One question I’ve been asked is why I like REALbasic so much. The answer is simple: it’s fun. I’ve been working in software for over 15 years now and sometimes it’s been fun and sometimes it hasn’t. But for some reason I always find it fun to work with REALbasic.
Right now I also work a lot with C#, VB.NET and Team Foundation Server. These latest Microsoft technologies are incredibly powerful but are also immense and complex. Perhaps not as complex as Java J2EE, but they’re getting there. I just don’t find them fun. The printed manuals for the .NET 1.1 framework consists of 7 volumes spread over 10 books that stack to over 2.5 feet high! I have no idea how much bigger the .NET 2.0 manuals would be. Really, it’s just not fun. And now there’s WPF, XAML, WF, WCF and more. It looks neat at first, but then I start working with it and I find that it’s just not fun. And you can tell it won’t be fun just by the boring, unfun(tm) names that Microsoft calls these things.
I find Java to be much the same. It looks like it should be fun, and might have been at one point, but it isn’t fun any more. I have an entire shelf of Java books that I have never finished because they were boring. And believe me, boring is not fun.
In the past, I worked quite a bit with PowerBuilder. In its day, I found it fun. But now is no longer its day. I think it became unfun when Sybase thought PowerBuilder should integrate with Java. I don’t think that ever worked out well. Now (see PB 11 beta) they are integrating PowerBuilder with .NET. That’s two unfun things for PowerBuilder. Perhaps practical, but definitely not fun.
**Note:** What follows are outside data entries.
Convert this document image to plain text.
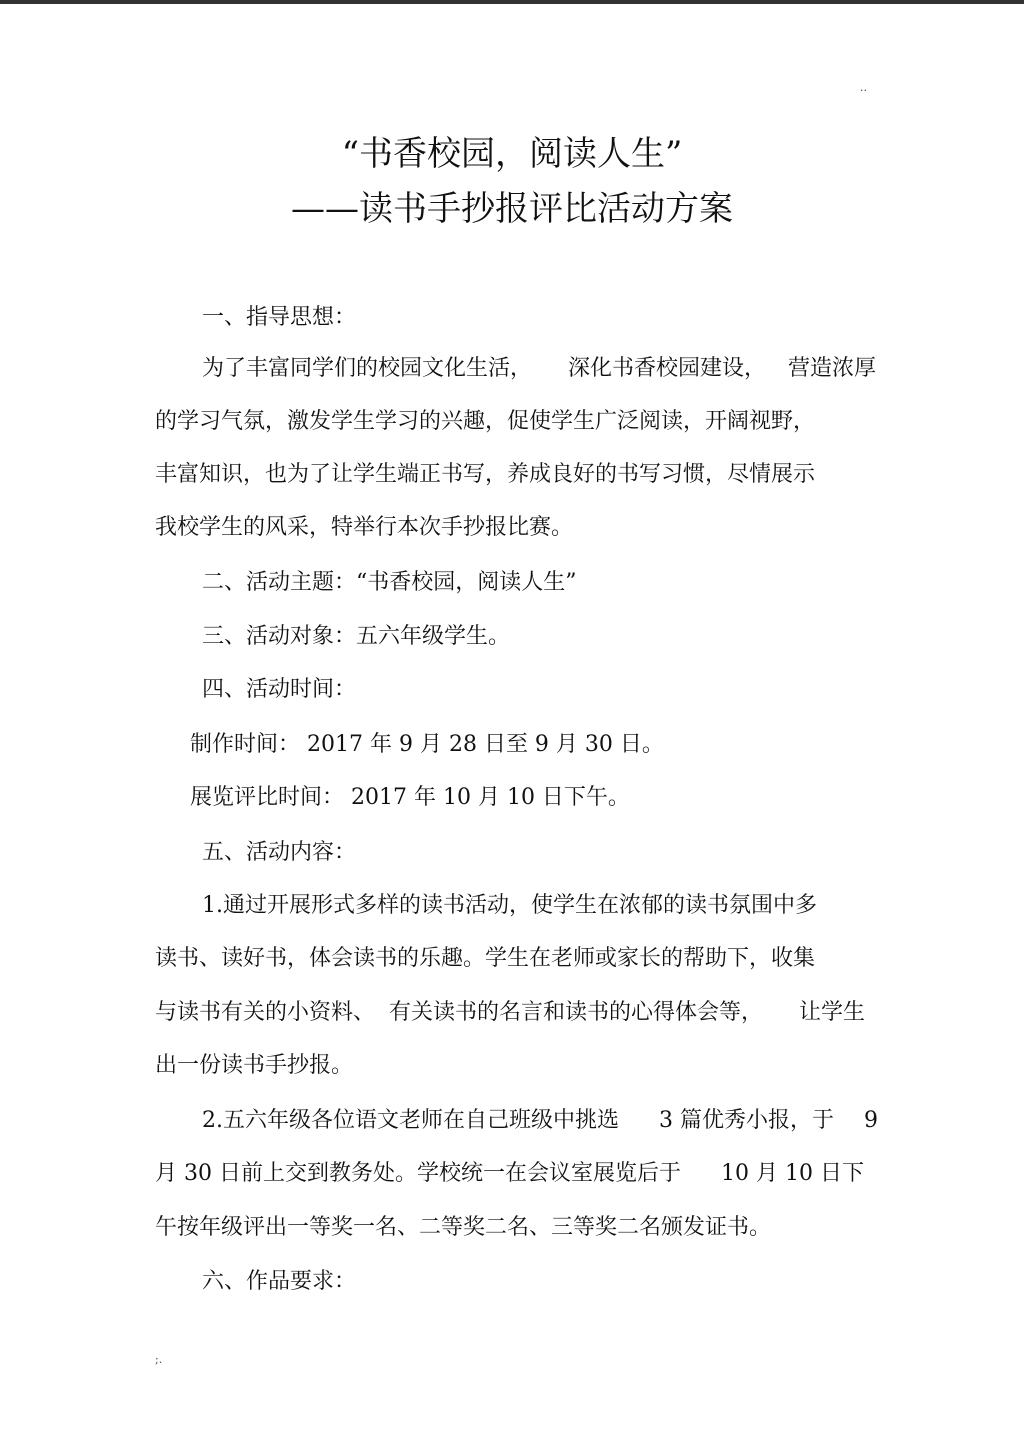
..
“书香校园，阅读人生”
——读书手抄报评比活动方案
一、指导思想：
为了丰富同学们的校园文化生活， 深化书香校园建设， 营造浓厚
的学习气氛，激发学生学习的兴趣，促使学生广泛阅读，开阔视野，
丰富知识，也为了让学生端正书写，养成良好的书写习惯，尽情展示
我校学生的风采，特举行本次手抄报比赛。
二、活动主题：“书香校园，阅读人生”
三、活动对象：五六年级学生。
四、活动时间：
制作时间： 2017 年 9 月 28 日至 9 月 30 日。
展览评比时间： 2017 年 10 月 10 日下午。
五、活动内容：
1.通过开展形式多样的读书活动，使学生在浓郁的读书氛围中多
读书、读好书，体会读书的乐趣。学生在老师或家长的帮助下，收集
与读书有关的小资料、 有关读书的名言和读书的心得体会等， 让学生
出一份读书手抄报。
2.五六年级各位语文老师在自己班级中挑选 3 篇优秀小报，于 9
月 30 日前上交到教务处。学校统一在会议室展览后于 10 月 10 日下
午按年级评出一等奖一名、二等奖二名、三等奖二名颁发证书。
六、作品要求：
;.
I never worked with Visual Basic before .NET, but it seems to me that a lot of people thought that VB6 was fun. And many of these people don’t seem to find .NET fun. To them, I say “try REALbasic!”
I hear a lot of talk about Ruby on Rails, although I don’t know that much about it. I think there is a lot of buzz around it because people find it fun.
I find REALbasic fun because:
- I can work on Mac OS X, my preferred OS, yet create applications for Windows
- the language reference is only about 1,000 pages (not 10,000 or more)
- it’s simple to learn
- the IDE is simple to use
- The language is very robust
- I write for a REALbasic magazine
- the community is great
REALbasic would be even more fun if it could also easily create web applications, but eventually it will. It actually can create web applications now, just not as easily as I would like. And for web apps maybe I should look into RoR, anyway.
So, I use REALbasic because I think it’s fun. And if I’m not having fun then I don’t want to do this anymore.
Do you have fun making software? Or are you stuck working with something unfun?
April 18th, 2007 at 5:25 pm
You’re kidding right? A language you have to BUY?? You may be having fun, but REALBasic is going to stay REALUnpopular…
April 18th, 2007 at 8:12 pm
Thanks for reading! I think you missed my point, though, which was to start a discussion about why people use the languages they do.
BTW, REALbasic Standard is free for use on Linux. There are a lot of other free choices out there. Which do you find fun?
April 19th, 2007 at 9:18 am
I gotta tell you, this was the reason that I moved from PHP to ruby/rails, then to Python/WXWidgets.
There’s nothing like the feeling you get when you realize that you just added a huge chunk of functionality to your program with 20 lines of code.
…going to go check out realbasic now.
May 9th, 2007 at 9:15 am
I’ve recently been playing around with various web development frameworks and know just what you mean by “fun”. By day I do web development in ASP.NET and have recently been looking at Windows Workflow. Those technologies are incredibly powerful, but when you just want to get something done they’re just too damn big and complex.
If you haven’t already, take a look at Ruby On Rails or even Django (Python). THAT’S fun!
May 9th, 2007 at 3:51 pm
Hey John! Good to hear from you! I’ve heard great things about RoR and I plan to check it out. I’ll have to add Django/Python as well.